Ceausescu, l’autobiographe pathétique

Il semblerait a priori que passer trois heures en compagnie de Nicolae Ceausescu alias «Le Génie des Carpates», ne doive pas, du point de vue de l’esthétique, pas plus que la contemplation du nombril d’la femme d’un flic, nécessairement nous élever au pinacle, (G.Brassens). Ce en quoi nous aurions tort.

Le nombril de l’ancien Président de la République Socialiste de Roumanie, dans un tout autre genre, un cas d’école dans l’histoire du totalitarisme, mérite largement d’être vu. Du moins comme l’a regardé Andrei Ujica dans son dernier et remarquable film, «L’Autobiographie de Nicolae Ceausescu».

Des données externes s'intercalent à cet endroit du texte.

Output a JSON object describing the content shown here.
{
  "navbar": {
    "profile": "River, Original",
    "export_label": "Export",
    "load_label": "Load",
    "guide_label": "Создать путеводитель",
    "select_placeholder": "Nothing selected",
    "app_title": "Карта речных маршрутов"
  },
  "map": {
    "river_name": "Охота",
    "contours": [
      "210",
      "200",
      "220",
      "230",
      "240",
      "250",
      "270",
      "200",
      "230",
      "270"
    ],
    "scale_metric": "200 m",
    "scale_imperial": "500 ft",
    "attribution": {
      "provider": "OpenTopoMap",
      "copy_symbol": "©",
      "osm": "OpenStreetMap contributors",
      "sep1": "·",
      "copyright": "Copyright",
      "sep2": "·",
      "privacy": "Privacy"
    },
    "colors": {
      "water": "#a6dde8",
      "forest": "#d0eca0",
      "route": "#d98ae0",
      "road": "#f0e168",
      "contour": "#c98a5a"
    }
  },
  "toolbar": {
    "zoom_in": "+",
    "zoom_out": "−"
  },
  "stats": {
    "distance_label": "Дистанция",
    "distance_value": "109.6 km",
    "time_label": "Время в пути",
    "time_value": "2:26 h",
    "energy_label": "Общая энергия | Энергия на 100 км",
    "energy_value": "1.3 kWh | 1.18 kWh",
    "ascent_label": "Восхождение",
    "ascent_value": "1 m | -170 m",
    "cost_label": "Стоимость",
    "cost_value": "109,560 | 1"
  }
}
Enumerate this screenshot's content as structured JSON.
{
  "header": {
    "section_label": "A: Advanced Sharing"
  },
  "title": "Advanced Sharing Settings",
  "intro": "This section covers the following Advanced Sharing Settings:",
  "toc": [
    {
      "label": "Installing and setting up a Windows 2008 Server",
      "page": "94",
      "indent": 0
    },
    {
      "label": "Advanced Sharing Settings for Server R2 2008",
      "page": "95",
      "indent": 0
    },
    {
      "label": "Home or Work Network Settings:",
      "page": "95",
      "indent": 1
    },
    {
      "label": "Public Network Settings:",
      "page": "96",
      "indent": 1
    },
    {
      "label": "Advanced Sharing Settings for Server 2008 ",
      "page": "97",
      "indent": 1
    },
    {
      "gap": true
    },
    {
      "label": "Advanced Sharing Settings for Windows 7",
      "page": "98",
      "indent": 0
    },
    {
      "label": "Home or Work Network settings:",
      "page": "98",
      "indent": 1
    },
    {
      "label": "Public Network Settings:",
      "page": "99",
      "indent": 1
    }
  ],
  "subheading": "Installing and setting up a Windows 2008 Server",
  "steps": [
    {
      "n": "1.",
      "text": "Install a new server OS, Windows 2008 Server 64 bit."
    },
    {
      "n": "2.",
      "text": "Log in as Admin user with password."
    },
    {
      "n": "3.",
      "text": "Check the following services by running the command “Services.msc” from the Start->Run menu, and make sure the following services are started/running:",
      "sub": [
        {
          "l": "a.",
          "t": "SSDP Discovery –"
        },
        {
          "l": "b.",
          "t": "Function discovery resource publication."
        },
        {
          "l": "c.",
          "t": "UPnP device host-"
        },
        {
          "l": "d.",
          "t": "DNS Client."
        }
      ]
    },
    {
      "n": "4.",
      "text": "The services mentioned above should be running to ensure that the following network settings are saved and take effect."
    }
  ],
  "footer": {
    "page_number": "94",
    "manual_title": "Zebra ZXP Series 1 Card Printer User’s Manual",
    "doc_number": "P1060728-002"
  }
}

A raison d’une heure par jour, pendant vingt cinq ans, «Le Danube de la pensée» décréta qu’il serait filmé dans sa vie officielle et privée. On peut y détecter une sorte de pionnier du «médiatique à tout va». On peut aussi y voir un indéniablement trait de ressemblance avec la marâtre de Blanche Neige, miroir, mon beau miroir… Au final dix mille heures d’archives filmées auront été produites dont seulement mille sont, à ce jour, conservées.

A partir de ce matériau, Andrei Ujica réalise un montage d’une grande qualité, une réécriture qui dégage à la fois un pan de l’histoire de la Roumanie, mais aussi découvre le regard que Nicolae Ceausescu aura porté sur lui même, en homme fasciné par l’image, notamment la sienne. 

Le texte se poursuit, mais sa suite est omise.